At stake is nothing less than access to consumers in the new media environment, one in which those consumers are increasingly eschewing television and magazines for YouTube and Facebook.
The FDA repeatedly has confirmed that a full guidance document on social media — one required within two years by The Food and Drug Administration Safety and Innovation Act (FDASIA) of 2012 — is on track for release in July of this year. Source: (http://www.pharmawatchdogs.com) Of course, that is still six months out, if it is released on time. In the meantime, a week ago the FDA released a preliminary guidance document, Fulfilling Regulatory Requirements for Postmarketing Submissions of Interactive Promotional Media for Prescription Human and Animal Drugs and Biologics. It primarily cover the thorny issue of how companies can submit their materials for FDA review.
Let’s look at the important bits.
Third-Party Content
In the draft the FDA notes that companies are generally not responsible for the following types of third-party content:
- ‘Truly independent content’ defined as content not produced or solicited by the company in question.
- Content published on websites financially supported by the company, but over which the company has no editorial control.
- Material found on third-party websites that is not directed by the company, and as long as the company has no influence or control over the website on which those materials appear.
Reporting requirements
Real-time media poses a distinct challenge when it comes to reporting, but a manageable one now that there are guidelines on how to do so. For example, a company using Twitter now must submit information to the FDA on a monthly basis, including a listing of all websites involved. According to the new guidelines, the URLs to the firm’s social media accounts would be sufficient as long as access to the sites remains unrestricted. Notably, no screenshots of conversations will be required. Here are the high points:
- Sites controlled by third parties on behalf of the company are subject to the same monthly reporting schedule noted above.
- The FDA requires notification ‘on the first day the firm ceases to be active on a site.’

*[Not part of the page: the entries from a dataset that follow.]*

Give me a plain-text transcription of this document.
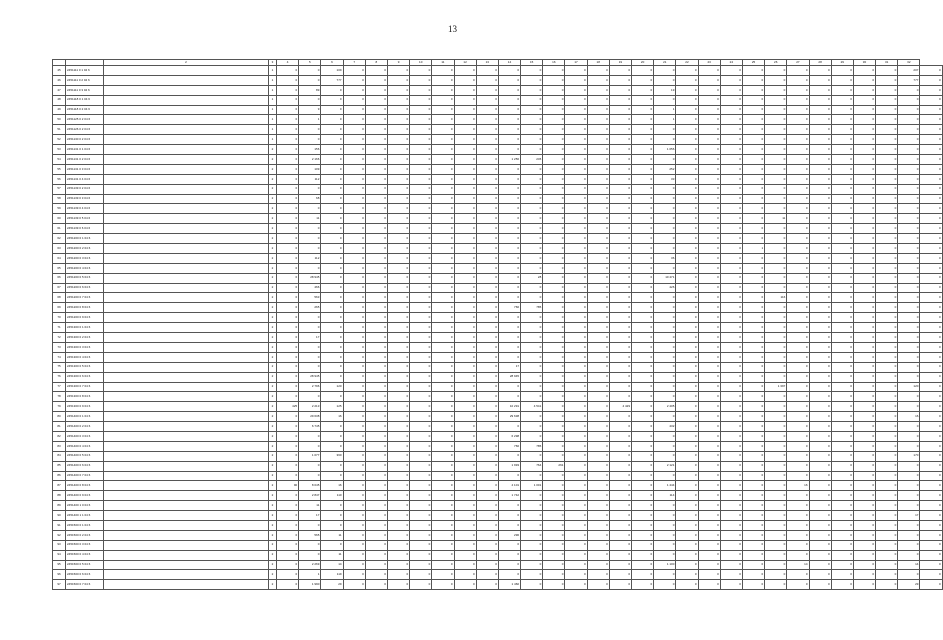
13
		2	3	4	5	6	7	8	9	10	11	12	13	14	15	16	17	18	19	20	21	22	23	24	25	26	27	28	29	30	31	32	
45	2451111 0 1 04 6		1	0	0	109	0	0	0	0	0	0	0	0	0	0	0	0	0	0	0	0	0	0	0	0	0	0	0	0	0	207	0
46	2451111 0 2 04 6		1	0	0	777	0	0	0	0	0	0	0	0	0	0	0	0	0	0	0	0	0	0	0	0	0	0	0	0	0	777	0
47	2451111 0 3 04 6		1	0	89	0	0	0	0	0	0	0	0	0	0	0	0	0	0	0	19	0	0	0	0	0	0	0	0	0	0	0	0
48	2451118 0 1 04 6		1	0	0	0	0	0	0	0	0	0	0	0	0	0	0	0	0	0	0	0	0	0	0	0	0	0	0	0	0	0	0
49	2451118 0 2 04 6		1	0	9	0	0	0	0	0	0	0	0	0	0	0	0	0	0	0	1	0	0	0	0	0	0	0	0	0	0	0	0
50	2451125 0 2 04 6		1	0	1	0	0	0	0	0	0	0	0	0	0	0	0	0	0	0	1	0	0	0	0	0	0	0	0	0	0	0	0
51	2451126 0 2 04 6		1	0	0	0	0	0	0	0	0	0	0	0	0	0	0	0	0	0	0	0	0	0	0	0	0	0	0	0	0	0	0
52	2451130 0 2 04 6		1	0	0	0	0	0	0	0	0	0	0	0	0	0	0	0	0	0	0	0	0	0	0	0	0	0	0	0	0	0	0
53	2451131 0 1 04 6		2	0	156	0	0	0	0	0	0	0	0	0	0	0	0	0	0	0	1 056	0	0	0	0	0	0	0	0	0	0	0	0
54	2451131 0 2 04 6		2	0	2 166	0	0	0	0	0	0	0	0	1 256	245	0	0	0	0	0	0	0	0	0	0	0	0	0	0	0	0	0	0
55	2451131 0 3 04 6		2	0	109	0	0	0	0	0	0	0	0	0	0	0	0	0	0	0	252	0	0	0	0	0	0	0	0	0	0	0	0
56	2451131 0 4 04 6		2	0	112	0	0	0	0	0	0	0	0	0	0	0	0	0	0	0	33	0	0	0	0	0	0	0	0	0	0	0	0
57	2451139 0 2 04 6		2	0	0	0	0	0	0	0	0	0	0	0	0	0	0	0	0	0	0	0	0	0	0	0	0	0	0	0	0	0	0
58	2451139 0 3 04 6		2	0	68	0	0	0	0	0	0	0	0	0	0	0	0	0	0	0	0	0	0	0	0	0	0	0	0	0	0	0	0
59	2451139 0 4 04 6		2	0	0	0	0	0	0	0	0	0	0	0	0	0	0	0	0	0	0	0	0	0	0	0	0	0	0	0	0	0	0
60	2451139 0 5 04 6		2	0	11	0	0	0	0	0	0	0	0	0	0	0	0	0	0	0	0	0	0	0	0	11	0	0	0	0	0	0	0
61	2451139 0 6 04 6		2	0	0	0	0	0	0	0	0	0	0	0	0	0	0	0	0	0	0	0	0	0	0	0	0	0	0	0	0	0	0
62	2451200 0 1 04 6		2	0	0	0	0	0	0	0	0	0	0	0	0	0	0	0	0	0	0	0	0	0	0	0	0	0	0	0	0	0	0
63	2451200 0 2 04 6		2	0	0	0	0	0	0	0	0	0	0	0	0	0	0	0	0	0	0	0	0	0	1	0	0	0	0	0	0	0	0
64	2451200 0 3 04 6		2	0	112	0	0	0	0	0	0	0	0	0	0	0	0	0	0	0	36	0	0	0	0	0	0	0	0	0	0	0	0
65	2451200 0 4 04 6		2	0	0	0	0	0	0	0	0	0	0	0	0	0	0	0	0	0	0	0	0	0	0	0	0	0	0	0	0	0	0
66	2451200 0 5 04 6		2	0	28 945	0	0	0	0	0	0	0	0	0	28	0	0	0	0	0	10 471	0	0	0	0	0	0	0	0	0	0	0	0
67	2451200 0 6 04 6		2	0	466	0	0	0	0	0	0	0	0	0	0	0	0	0	0	0	426	0	0	0	0	0	0	0	0	0	0	0	0
68	2451200 0 7 04 6		2	0	563	0	0	0	0	0	0	0	0	0	0	0	0	0	0	0	0	0	0	0	0	116	0	0	0	0	0	0	0
69	2451200 0 8 04 6		2	0	265	0	0	0	0	0	0	0	0	766	785	0	0	0	0	0	0	0	0	0	0	0	0	0	0	0	0	0	0
70	2451200 0 9 04 6		2	0	0	0	0	0	0	0	0	0	0	0	0	0	0	0	0	0	0	0	0	0	0	0	0	0	0	0	0	0	0
71	2451300 0 1 04 6		2	0	0	0	0	0	0	0	0	0	0	0	0	0	0	0	0	0	0	0	0	0	0	0	0	0	0	0	0	0	0
72	2451300 0 2 04 6		2	0	17	0	0	0	0	0	0	0	0	0	0	0	0	0	0	0	0	0	0	0	0	0	0	0	0	0	0	0	0
73	2451300 0 3 04 6		2	0	0	0	0	0	0	0	0	0	0	0	0	0	0	0	0	0	0	0	0	0	0	0	0	0	0	0	0	0	0
74	2451300 0 4 04 6		2	0	0	0	0	0	0	0	0	0	0	0	0	0	0	0	0	0	0	0	0	0	0	0	0	0	0	0	0	0	0
75	2451300 0 5 04 6		2	0	0	0	0	0	0	0	0	0	0	17	0	0	0	0	0	0	0	0	0	0	0	0	0	0	0	0	0	0	0
76	2451300 0 6 04 6		2	0	28 945	0	0	0	0	0	0	0	0	28 945	0	0	0	0	0	0	0	0	0	0	0	0	0	0	0	0	0	0	0
77	2451300 0 7 04 6		2	0	2 796	120	0	0	0	0	0	0	0	0	0	0	0	0	0	0	0	0	0	0	0	1 397	0	0	0	0	0	120	0
78	2451300 0 8 04 6		2	0	0	0	0	0	0	0	0	0	0	0	0	0	0	0	0	0	0	0	0	0	0	0	0	0	0	0	0	0	0
79	2451300 0 9 04 6		2	425	2 213	125	0	0	0	0	0	0	0	10 291	4 541	0	0	0	4 429	0	2 405	0	0	0	0	0	0	0	0	0	0	0	0
80	2451400 0 1 04 6		2	0	29 638	16	0	0	0	0	0	0	0	29 638	0	0	0	0	0	0	0	0	0	0	0	0	0	0	0	0	0	16	0
81	2451400 0 2 04 6		2	0	6 745	0	0	0	0	0	0	0	0	0	0	0	0	0	0	0	432	0	0	0	0	0	0	0	0	0	0	0	0
82	2451400 0 3 04 6		2	0	0	0	0	0	0	0	0	0	0	6 298	0	0	0	0	0	0	0	0	0	0	0	0	0	0	0	0	0	0	0
83	2451400 0 4 04 6		2	0	0	0	0	0	0	0	0	0	0	766	785	0	0	0	0	0	0	0	0	0	0	0	0	0	0	0	0	0	0
84	2451400 0 5 04 6		2	0	1 077	360	0	0	0	0	0	0	0	0	0	0	0	0	0	0	0	0	0	0	0	0	0	0	0	0	0	170	0
85	2451400 0 6 04 6		2	0	0	0	0	0	0	0	0	0	0	1 993	764	261	0	0	0	0	2 121	0	0	0	0	0	0	0	0	0	0	0	0
86	2451400 0 7 04 6		2	0	0	0	0	0	0	0	0	0	0	0	0	0	0	0	0	0	0	0	0	0	0	0	0	0	0	0	0	0	0
87	2451400 0 8 04 6		2	90	8 045	16	0	0	0	0	0	0	0	4 101	1 001	0	0	0	0	0	1 444	0	0	0	0	0	16	0	0	0	0	0	0
88	2451400 0 9 04 6		2	0	2 847	110	0	0	0	0	0	0	0	1 742	0	0	0	0	0	0	114	0	0	0	0	0	0	0	0	0	0	0	0
89	2451400 1 0 04 6		2	0	11	0	0	0	0	0	0	0	0	0	0	0	0	0	0	0	0	0	0	0	0	0	0	0	0	0	0	0	0
90	2451400 1 1 04 6		2	0	17	0	0	0	0	0	0	0	0	0	0	0	0	0	0	0	0	0	0	0	0	0	0	0	0	0	0	17	0
91	2451500 0 1 04 6		2	0	0	0	0	0	0	0	0	0	0	0	0	0	0	0	0	0	0	0	0	0	0	0	0	0	0	0	0	0	0
92	2451500 0 2 04 6		2	0	565	11	0	0	0	0	0	0	0	296	0	0	0	0	0	0	0	0	0	0	0	0	0	0	0	0	0	0	0
93	2451500 0 3 04 6		2	0	0	0	0	0	0	0	0	0	0	0	0	0	0	0	0	0	0	0	0	0	0	0	0	0	0	0	0	0	0
94	2451500 0 4 04 6		2	0	0	11	0	0	0	0	0	0	0	0	0	0	0	0	0	0	0	0	0	0	0	0	0	0	0	0	0	0	0
95	2451500 0 5 04 6		2	0	2 269	14	0	0	0	0	0	0	0	0	0	0	0	0	0	0	1 100	0	0	0	0	0	14	0	0	0	0	14	0
96	2451500 0 6 04 6		2	0	1	119	0	0	0	0	0	0	0	0	0	0	0	0	0	0	0	0	0	0	0	0	0	0	0	0	0	0	0
97	2451500 0 7 04 6		2	0	1 990	29	0	0	0	0	0	0	0	1 460	0	0	0	0	0	0	0	0	0	0	0	0	0	0	0	0	0	29	0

- If a site is restricted, the firm’s monthly reporting should include screenshots or other visual representations of the interactions there.
More to come
It looks like social media, or as the FDA calls it, “interactive promotional media,” is getting recognition as a legitimate channel. Thanks to this draft, pharma companies now have a framework within which they can begin to explore the vibrant digital ecosystem. From disease awareness to promotion of new products, the possibilities are extensive. I feel safe in saying that pharma’s engagement on social platforms will be a much-discussed subject.
In the meantime it would behoove members of the pharma industry to become familiar with the new rules.